Da qui la ricerca di un punto di partenza, un algoritmo che renda il meccanimco della crescita cercando di creare un’interfaccia interattiva “botanica”.
La strada implica diversi passaggi, tra cui il tentativo di sbarazzarsi dell’oggetto, della forma, del simbolo, fino ad entrare dentro la cosa, dentro al meccanismo stesso che muove le forme viventi. Quello che interessa alla coppia Mignonneau-Sommerers sono i sistemi open-ended, cioè sistemi flessibili con un iter non prestabilito e un andamento comprendente più esiti. La parte interattiva e creativa diviene quindi solo un potenziale che il pubblico stesso porterà a compimento.
“L’interazione è il motore della creazione” sostiene Mignonneau, e mi pare che in questa affermazione ci sia già tutto. A quel punto, che ci sia l’artista o il pubblico si potrà esprimere lo stesso potenziale.
Quello che conta è il processo che genera qualcosa di nuovo. La tecnologia si fa un potente strumento per sbarazzarsi del tempo, dell’oggetto e della registrazione, dove l’artista osserva ma non controlla.
Allora gli chiedo: cos’è per te il futuro?
Mignonneau mi risponde candidamente che il futuro non gli interessa minimamente. È la complessità del presente che vuole sondare.
L’opera più conosciuta del duo risale al 1992, Interactive plant growing, un’installazione interattiva complessa ma straordinaria nelle dinamiche che scatena: cinque vasi in cui sono poste altrettante piante che il pubblico è invitato a toccare. Le foglie sfiorate trasmettono un impulso a fili elettrici collegati alle radici. Esse a loro volta trasmettono tali impulsi al computer che riproduce l’immagine grafica di una pianta che cresce sullo schermo. Tre quindi i protagonisti: il pubblico che interviene, creatore di potenziale, la pianta, ricettore e parte dell’opera, il computer (interfaccia).
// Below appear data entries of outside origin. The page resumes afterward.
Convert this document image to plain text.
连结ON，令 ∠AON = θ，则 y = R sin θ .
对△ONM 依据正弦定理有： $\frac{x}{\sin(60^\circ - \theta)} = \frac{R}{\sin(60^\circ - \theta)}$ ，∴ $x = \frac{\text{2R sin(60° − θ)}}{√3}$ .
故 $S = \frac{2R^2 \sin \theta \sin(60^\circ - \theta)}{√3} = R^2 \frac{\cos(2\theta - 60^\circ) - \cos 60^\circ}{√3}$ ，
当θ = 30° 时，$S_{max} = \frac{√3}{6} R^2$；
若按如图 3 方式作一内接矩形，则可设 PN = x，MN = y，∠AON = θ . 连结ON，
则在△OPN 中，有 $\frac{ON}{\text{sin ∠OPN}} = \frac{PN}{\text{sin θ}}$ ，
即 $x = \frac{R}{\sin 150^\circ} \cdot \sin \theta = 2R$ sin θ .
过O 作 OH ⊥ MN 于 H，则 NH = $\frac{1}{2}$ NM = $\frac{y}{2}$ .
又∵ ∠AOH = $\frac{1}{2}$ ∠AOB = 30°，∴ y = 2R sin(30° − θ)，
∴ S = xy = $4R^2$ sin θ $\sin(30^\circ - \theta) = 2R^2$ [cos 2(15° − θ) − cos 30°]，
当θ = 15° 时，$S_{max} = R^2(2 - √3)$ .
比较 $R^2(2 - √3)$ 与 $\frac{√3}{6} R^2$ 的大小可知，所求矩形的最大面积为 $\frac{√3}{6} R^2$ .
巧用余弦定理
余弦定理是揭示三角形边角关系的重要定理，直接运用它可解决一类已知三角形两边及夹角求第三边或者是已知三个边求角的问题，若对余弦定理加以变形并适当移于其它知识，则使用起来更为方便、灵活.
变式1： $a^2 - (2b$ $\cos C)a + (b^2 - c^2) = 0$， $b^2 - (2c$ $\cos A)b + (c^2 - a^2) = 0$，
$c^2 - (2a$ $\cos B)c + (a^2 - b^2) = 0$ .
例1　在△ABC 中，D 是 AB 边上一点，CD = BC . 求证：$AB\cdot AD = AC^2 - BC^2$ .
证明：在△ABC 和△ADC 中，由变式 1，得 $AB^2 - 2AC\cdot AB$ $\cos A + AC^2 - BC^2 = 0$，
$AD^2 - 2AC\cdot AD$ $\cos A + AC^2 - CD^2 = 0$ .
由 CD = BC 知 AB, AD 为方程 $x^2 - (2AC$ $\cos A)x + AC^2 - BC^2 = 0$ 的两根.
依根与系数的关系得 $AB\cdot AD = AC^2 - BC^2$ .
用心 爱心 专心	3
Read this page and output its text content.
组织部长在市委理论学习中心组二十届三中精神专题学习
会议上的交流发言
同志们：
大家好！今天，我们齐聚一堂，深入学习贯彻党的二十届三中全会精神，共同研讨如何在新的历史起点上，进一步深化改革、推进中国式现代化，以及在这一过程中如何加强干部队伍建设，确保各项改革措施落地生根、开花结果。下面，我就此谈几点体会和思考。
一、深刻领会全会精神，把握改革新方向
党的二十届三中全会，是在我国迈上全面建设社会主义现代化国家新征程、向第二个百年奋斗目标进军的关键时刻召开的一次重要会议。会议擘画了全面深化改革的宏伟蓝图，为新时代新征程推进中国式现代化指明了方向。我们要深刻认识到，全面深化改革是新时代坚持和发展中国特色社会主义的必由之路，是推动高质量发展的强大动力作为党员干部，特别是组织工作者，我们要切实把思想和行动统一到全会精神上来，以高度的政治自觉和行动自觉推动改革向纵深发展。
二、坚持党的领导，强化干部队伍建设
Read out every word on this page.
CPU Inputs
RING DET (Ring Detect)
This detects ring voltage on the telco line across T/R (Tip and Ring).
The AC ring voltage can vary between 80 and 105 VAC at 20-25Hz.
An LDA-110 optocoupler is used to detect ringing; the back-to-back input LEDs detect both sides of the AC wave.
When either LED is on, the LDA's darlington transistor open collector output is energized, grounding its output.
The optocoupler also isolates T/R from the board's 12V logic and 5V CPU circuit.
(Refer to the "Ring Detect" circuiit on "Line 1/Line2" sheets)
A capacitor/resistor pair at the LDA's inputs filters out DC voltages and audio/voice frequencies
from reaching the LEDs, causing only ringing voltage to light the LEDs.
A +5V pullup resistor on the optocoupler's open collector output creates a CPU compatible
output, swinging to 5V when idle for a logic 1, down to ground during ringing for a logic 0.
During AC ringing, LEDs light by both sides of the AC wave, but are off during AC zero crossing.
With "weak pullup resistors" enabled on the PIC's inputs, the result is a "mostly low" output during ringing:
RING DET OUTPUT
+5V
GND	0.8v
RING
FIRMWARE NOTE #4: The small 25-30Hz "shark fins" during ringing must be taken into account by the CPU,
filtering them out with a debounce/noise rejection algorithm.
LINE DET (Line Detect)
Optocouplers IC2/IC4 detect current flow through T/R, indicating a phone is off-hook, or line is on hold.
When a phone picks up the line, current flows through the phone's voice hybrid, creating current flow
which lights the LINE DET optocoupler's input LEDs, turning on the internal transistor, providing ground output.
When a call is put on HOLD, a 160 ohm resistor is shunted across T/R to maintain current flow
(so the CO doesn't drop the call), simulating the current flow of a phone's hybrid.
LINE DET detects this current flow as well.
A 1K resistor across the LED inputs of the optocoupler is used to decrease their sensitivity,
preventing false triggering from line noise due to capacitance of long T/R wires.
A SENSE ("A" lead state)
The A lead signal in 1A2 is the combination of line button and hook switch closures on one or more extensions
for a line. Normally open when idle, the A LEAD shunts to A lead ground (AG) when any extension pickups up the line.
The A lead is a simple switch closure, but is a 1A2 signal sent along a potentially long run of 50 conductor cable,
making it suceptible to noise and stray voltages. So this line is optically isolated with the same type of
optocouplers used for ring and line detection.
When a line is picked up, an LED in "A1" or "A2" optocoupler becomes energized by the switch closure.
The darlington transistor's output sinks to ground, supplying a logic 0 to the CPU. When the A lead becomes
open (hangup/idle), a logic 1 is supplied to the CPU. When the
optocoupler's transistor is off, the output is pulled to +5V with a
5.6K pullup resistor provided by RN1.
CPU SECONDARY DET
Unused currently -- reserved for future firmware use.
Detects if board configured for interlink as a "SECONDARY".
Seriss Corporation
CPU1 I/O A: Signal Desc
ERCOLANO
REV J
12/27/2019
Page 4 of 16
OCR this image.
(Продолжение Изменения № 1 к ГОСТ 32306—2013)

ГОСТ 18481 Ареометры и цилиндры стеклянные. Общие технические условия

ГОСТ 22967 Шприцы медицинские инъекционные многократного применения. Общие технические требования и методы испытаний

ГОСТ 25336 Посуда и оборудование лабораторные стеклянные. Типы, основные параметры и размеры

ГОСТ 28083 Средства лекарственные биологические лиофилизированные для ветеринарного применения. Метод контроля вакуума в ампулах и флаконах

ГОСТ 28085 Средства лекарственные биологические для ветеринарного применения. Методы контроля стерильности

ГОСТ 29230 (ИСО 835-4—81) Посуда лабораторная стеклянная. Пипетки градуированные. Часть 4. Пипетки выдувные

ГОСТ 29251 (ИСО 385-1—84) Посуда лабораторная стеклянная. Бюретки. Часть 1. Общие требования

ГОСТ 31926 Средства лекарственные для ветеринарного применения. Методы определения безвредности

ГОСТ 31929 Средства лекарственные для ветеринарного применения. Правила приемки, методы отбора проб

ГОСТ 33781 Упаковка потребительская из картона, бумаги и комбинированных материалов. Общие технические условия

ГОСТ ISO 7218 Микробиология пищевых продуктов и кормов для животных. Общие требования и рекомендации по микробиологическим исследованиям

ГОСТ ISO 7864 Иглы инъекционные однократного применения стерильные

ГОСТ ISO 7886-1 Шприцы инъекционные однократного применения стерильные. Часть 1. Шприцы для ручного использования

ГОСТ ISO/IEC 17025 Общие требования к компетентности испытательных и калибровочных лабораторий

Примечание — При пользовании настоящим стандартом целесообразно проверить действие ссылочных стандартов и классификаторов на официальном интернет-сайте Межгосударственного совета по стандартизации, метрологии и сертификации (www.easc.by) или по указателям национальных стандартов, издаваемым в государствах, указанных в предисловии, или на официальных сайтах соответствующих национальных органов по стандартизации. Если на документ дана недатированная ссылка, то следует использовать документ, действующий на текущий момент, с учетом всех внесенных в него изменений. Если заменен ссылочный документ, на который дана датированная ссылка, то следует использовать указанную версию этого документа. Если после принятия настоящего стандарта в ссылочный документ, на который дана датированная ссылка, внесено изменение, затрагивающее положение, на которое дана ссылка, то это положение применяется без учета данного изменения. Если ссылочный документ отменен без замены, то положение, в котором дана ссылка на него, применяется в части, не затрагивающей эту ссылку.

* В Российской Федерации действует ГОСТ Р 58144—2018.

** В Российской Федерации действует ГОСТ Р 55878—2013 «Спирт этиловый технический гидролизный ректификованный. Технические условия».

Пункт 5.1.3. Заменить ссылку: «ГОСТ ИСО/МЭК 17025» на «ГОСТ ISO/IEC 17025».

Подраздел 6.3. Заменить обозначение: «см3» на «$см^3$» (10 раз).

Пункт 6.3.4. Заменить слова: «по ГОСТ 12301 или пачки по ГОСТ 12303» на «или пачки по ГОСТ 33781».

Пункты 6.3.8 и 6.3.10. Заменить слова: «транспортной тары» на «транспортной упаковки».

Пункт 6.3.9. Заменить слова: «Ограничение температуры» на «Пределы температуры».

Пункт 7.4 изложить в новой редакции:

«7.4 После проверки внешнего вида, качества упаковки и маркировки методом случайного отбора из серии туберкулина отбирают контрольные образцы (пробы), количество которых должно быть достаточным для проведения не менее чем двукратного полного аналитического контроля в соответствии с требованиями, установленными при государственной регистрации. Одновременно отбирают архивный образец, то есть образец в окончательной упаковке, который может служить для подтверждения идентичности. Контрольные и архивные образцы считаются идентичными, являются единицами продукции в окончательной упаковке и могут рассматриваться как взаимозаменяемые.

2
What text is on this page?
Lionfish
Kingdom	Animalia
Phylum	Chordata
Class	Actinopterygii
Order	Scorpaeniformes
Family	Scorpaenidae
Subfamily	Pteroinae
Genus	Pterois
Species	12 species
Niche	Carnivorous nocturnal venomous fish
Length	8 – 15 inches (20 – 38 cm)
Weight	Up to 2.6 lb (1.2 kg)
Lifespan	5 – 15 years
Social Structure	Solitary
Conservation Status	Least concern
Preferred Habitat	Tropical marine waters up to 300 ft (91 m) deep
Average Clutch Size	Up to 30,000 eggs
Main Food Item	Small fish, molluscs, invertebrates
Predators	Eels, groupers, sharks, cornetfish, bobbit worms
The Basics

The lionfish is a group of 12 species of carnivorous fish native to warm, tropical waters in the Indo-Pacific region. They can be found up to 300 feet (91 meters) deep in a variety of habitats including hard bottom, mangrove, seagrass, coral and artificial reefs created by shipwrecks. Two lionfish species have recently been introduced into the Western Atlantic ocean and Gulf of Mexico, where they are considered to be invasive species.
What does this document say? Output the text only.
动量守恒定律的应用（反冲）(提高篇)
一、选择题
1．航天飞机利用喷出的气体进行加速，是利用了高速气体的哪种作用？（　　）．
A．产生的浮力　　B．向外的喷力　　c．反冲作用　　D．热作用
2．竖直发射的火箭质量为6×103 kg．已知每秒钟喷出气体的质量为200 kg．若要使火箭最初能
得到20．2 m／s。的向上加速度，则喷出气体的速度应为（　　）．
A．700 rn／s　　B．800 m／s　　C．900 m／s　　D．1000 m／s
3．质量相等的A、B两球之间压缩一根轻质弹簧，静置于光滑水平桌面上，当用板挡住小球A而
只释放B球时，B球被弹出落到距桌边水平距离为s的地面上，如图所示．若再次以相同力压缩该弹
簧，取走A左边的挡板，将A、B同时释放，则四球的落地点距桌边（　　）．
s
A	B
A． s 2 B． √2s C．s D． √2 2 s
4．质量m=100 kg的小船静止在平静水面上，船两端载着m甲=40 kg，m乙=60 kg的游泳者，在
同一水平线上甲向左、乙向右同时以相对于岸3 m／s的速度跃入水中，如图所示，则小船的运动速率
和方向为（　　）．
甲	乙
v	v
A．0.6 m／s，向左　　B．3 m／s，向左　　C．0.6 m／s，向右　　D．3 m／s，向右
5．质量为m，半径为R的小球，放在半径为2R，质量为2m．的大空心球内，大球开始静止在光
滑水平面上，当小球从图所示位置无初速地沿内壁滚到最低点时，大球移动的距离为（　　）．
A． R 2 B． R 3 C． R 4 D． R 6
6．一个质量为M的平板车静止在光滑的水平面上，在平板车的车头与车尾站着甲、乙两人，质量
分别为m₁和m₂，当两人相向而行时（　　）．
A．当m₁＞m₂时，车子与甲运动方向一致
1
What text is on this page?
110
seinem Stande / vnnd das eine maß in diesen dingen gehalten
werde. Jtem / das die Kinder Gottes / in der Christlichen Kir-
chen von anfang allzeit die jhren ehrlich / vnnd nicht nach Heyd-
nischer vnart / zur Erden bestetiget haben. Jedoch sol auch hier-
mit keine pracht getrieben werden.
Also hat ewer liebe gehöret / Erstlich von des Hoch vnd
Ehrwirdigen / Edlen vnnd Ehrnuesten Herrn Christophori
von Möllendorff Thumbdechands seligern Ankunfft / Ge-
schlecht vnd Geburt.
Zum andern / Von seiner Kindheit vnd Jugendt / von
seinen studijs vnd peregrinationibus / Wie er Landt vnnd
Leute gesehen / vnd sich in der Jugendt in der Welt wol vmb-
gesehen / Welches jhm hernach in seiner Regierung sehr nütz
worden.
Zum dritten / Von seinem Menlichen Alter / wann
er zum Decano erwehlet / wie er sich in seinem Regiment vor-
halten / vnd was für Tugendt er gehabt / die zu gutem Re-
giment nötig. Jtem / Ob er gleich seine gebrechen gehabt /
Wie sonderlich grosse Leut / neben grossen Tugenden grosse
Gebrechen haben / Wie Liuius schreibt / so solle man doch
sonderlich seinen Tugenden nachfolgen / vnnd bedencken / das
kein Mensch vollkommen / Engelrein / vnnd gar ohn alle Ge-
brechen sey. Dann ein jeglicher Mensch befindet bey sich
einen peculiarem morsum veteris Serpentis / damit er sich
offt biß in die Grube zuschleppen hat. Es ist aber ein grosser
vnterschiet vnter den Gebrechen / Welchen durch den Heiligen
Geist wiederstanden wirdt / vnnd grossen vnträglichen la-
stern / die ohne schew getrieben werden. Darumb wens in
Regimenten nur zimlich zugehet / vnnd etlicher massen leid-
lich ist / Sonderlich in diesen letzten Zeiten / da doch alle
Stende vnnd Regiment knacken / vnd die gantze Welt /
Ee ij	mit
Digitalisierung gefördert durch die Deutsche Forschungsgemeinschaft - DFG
Non si tratta di un oggetto ma di un processo, un modo di vedere. Per questo Mignonneau pensa che la tecnologia sia andata incontro all’artista, obbligato a cambiare attitudine. E paradossalmente attraverso la tecnologia si cerca l’origine, altro punto fondamentale. La pianta, il vegetale ha uno sviluppo legato al tempo, come uno slancio verso una crescita predefinita. Nell’algoritmo c’è una linea, una traccia che viene impressa nel tempo. Non c’è imposizione ma possibilità. Quando lo schermo risulta affollatissimo di vegetazione lo spettatore può cancellare il tutto e far ripartire da capo. Lo spettatore non sa che lo farà soltanto toccando la quinta pianta: il cactus…
Da allora sino ad oggi la coppia di artisti continua la ricerca sull’interattività e i processi generativi attraverso la vita artificiale: è dello scorso anno l’installazione “Life Writer”, che riflette inoltre sui legami tra tecnologie vecchie e nuove. Una vecchia macchina da scrivere modificata dove la carta è uno schermo di proiezione. Quando il fruitore digita, ogni lettera, ogni parola permette l’elaborazione di una forma, come fosse un DNA genetico. E così il pubblico, digitando un testo in realtà dà vita a creature che si muovono sulla carta, come graziosi animaletti. Queste creature sono basate su algoritmi dove il testo è usato come fosse un codice genetico che determina il comportamento e il movimento di tali esseri viventi artificiali.
Al di là della bellezza e della spettacolarità di questi lavori, quello che davvero mettono in campo è una importante riflessione sul rapporto creato-creatore, sul vivente, sulla dibattuta dicotomia naturale-artificiale, sull’influenza dell’osservatore sull’osservato e infine, sul ruolo e la posizione dell’artista in questa nuova era che si affaccia.
Laurent Mignonneau & Christa Sommerers sono docenti a Linz in un corso specifico di Interfaces cultures.